"Why Is There So Much Evil In The World" and "Why Does God Tolerate Suffering?" by Pope John Paul II in "Crossing over threshold of Hope" are two chapters centered around the issues of evil and suffering. The chapters express man's questionable faith in God's existence for the reason that there is endless suffering in the world.
Paul begins with evil in the world," How to continue to trust in a God who is supposed to be merciful Father, in a God who --- as the New Testament reveals --- is meant to be Love itself, when suffering, injustice, sickness and death seem to dominate the larger history of the worlds as well as our smaller daily lives?" . (Page 60) He poses this question of doubt because he does not understand how any God could permit wars, concentration camps, Holocaust, and other horrific events.
Paul wonders if God is love by asking questions that wonders why God allows evilness in the world. For example "Doesn't God place too many burdens on the shoulders of individuals?" and "Doesn't He leave man alone with these burdens, condemning him to a life without hope?".

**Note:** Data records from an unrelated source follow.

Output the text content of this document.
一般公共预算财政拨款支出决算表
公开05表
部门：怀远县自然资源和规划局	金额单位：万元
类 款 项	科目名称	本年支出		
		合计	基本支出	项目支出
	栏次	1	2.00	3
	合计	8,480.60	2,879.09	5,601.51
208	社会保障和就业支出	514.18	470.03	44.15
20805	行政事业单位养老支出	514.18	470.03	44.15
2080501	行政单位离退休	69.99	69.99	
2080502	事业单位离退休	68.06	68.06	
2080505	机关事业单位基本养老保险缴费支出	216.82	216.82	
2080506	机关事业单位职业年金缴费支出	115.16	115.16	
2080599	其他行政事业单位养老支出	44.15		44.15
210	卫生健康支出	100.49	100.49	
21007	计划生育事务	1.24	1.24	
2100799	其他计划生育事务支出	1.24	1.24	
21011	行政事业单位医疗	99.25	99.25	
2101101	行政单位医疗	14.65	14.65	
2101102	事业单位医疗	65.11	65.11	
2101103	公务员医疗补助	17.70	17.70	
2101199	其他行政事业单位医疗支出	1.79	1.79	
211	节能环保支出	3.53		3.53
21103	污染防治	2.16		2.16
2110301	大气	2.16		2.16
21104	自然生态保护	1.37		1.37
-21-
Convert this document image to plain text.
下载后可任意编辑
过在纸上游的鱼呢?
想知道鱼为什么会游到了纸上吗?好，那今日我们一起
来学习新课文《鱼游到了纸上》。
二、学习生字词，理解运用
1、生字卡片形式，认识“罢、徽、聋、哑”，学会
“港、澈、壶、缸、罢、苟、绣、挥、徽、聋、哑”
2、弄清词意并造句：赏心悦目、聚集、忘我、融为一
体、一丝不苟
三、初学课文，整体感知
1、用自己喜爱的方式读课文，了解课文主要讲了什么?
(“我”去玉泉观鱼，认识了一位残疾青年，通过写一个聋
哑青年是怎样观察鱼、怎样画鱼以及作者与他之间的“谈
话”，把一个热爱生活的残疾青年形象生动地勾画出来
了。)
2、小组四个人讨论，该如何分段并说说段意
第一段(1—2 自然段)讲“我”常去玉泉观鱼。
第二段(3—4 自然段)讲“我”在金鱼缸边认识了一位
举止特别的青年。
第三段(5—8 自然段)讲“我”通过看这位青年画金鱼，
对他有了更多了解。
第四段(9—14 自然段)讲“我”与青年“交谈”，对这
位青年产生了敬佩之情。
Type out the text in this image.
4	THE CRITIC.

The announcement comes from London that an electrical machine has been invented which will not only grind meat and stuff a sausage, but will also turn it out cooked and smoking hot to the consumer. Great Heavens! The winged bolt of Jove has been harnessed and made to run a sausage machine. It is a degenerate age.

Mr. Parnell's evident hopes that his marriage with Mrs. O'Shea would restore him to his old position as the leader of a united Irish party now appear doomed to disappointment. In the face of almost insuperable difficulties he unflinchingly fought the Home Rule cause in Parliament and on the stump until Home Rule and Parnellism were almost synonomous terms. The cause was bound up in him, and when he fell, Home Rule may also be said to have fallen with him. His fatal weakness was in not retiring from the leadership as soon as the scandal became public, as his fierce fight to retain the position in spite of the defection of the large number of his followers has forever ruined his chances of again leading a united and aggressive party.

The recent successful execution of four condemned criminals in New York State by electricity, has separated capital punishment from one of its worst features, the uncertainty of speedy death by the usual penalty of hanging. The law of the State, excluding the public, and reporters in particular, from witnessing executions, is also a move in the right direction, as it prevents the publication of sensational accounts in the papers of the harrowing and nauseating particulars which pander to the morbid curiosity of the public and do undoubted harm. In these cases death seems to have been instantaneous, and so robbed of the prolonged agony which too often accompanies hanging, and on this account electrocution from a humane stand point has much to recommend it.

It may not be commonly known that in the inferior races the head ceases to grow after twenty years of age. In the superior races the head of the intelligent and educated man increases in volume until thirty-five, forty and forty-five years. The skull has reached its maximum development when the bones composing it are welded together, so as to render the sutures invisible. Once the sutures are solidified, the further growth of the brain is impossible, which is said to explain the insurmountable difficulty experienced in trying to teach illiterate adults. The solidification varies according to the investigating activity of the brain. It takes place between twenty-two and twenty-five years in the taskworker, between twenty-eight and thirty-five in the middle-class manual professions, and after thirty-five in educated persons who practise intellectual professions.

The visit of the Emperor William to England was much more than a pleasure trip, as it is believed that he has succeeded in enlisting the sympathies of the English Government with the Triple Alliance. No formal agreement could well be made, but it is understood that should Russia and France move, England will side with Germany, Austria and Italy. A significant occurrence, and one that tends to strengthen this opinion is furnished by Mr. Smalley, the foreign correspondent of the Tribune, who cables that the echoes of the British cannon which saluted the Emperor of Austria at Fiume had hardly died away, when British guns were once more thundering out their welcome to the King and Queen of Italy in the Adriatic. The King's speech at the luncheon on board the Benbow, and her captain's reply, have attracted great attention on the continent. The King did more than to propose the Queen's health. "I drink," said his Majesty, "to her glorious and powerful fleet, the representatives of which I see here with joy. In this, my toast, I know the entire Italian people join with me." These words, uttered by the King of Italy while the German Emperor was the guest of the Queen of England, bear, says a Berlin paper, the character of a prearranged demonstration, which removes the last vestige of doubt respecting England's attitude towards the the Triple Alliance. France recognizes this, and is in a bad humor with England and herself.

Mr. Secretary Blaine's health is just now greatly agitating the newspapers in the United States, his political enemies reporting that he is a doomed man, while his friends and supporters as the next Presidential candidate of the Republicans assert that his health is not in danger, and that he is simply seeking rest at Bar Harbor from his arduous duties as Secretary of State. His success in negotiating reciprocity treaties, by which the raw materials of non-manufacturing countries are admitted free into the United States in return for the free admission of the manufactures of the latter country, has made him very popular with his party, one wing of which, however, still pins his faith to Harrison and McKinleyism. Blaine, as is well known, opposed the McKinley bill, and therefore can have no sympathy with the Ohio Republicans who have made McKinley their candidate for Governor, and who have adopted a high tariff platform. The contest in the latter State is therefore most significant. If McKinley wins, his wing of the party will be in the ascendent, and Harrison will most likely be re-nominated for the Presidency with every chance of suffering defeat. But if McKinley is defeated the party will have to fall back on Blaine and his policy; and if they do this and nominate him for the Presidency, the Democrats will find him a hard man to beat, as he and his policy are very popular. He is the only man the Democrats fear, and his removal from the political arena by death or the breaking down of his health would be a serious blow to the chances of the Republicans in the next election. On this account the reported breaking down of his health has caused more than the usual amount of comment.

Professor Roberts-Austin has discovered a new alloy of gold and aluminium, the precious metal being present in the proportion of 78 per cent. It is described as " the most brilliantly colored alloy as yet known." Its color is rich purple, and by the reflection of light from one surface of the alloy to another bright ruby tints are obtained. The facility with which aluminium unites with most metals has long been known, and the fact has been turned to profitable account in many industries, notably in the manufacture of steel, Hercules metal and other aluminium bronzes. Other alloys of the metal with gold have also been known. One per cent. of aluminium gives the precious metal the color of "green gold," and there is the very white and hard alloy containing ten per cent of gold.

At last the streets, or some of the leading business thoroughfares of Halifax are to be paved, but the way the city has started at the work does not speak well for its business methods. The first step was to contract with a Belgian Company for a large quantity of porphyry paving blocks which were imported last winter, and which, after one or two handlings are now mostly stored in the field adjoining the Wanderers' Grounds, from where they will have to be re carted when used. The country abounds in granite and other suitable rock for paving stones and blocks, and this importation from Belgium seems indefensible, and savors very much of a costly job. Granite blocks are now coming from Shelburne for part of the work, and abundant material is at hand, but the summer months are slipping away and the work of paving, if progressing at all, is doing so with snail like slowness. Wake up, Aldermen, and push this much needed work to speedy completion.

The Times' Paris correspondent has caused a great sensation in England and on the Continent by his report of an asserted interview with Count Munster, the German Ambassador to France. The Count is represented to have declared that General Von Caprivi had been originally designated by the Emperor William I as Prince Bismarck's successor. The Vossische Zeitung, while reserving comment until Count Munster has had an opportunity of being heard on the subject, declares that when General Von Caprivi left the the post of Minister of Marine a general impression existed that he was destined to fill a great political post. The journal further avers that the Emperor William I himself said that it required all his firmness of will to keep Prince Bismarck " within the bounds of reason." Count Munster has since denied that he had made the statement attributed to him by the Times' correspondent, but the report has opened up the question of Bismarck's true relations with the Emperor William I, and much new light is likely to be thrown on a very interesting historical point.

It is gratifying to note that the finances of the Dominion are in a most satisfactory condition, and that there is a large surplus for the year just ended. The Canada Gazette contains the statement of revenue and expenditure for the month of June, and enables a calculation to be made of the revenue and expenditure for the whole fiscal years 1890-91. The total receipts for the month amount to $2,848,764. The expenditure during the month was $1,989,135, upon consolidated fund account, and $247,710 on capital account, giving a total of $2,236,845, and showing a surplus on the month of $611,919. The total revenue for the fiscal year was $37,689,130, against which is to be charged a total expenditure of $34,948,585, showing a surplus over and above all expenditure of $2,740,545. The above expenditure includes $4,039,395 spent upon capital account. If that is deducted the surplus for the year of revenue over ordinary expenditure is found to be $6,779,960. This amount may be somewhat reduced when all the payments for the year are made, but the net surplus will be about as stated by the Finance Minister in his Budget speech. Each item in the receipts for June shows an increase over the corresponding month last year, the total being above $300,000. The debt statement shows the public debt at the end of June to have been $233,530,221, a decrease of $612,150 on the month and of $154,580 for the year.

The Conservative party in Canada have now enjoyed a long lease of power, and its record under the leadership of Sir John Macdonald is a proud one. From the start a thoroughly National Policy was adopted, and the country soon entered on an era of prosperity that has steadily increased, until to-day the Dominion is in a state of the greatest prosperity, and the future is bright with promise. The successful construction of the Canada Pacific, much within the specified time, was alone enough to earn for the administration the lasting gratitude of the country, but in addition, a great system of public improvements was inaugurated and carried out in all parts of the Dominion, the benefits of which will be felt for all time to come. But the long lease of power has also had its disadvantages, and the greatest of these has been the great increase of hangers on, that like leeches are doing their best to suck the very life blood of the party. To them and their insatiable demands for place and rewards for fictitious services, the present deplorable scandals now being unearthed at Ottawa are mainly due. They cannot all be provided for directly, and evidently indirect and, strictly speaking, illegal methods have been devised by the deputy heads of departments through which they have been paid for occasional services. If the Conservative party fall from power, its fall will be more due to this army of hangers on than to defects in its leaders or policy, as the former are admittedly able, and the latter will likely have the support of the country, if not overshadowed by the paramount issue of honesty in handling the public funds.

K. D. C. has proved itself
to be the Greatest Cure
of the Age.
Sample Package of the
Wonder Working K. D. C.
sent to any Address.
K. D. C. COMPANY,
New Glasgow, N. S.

(Both from pages 61). Paul points other problems leading to a dreary picture of the world, including issues of illness, handicapped children, and humans denied ordinary happiness on earth. He declares that others have expressed same questions in there literatures, such as Fyodor Dostoyevsky, Franz Kafka, and Albert Camus.
Paul states that God created man as rational and free, thereby placing Himself under man's judgments (page 61). However, man continually attempts to judge God throughout history. The Old Testament Book of Job is the example of these judgments. .
The crucifixion of Christ for humanity's salvation with the was a big issue. Was it truly necessary to place his son, Christ to death? Paul ask "Could it have been different" and "Could God have justified Himself before human history, so full suffering, without placing Christ's Cross at the center of that history?(page 62) Paul stated that many could say that God does not need to justify Himself to man.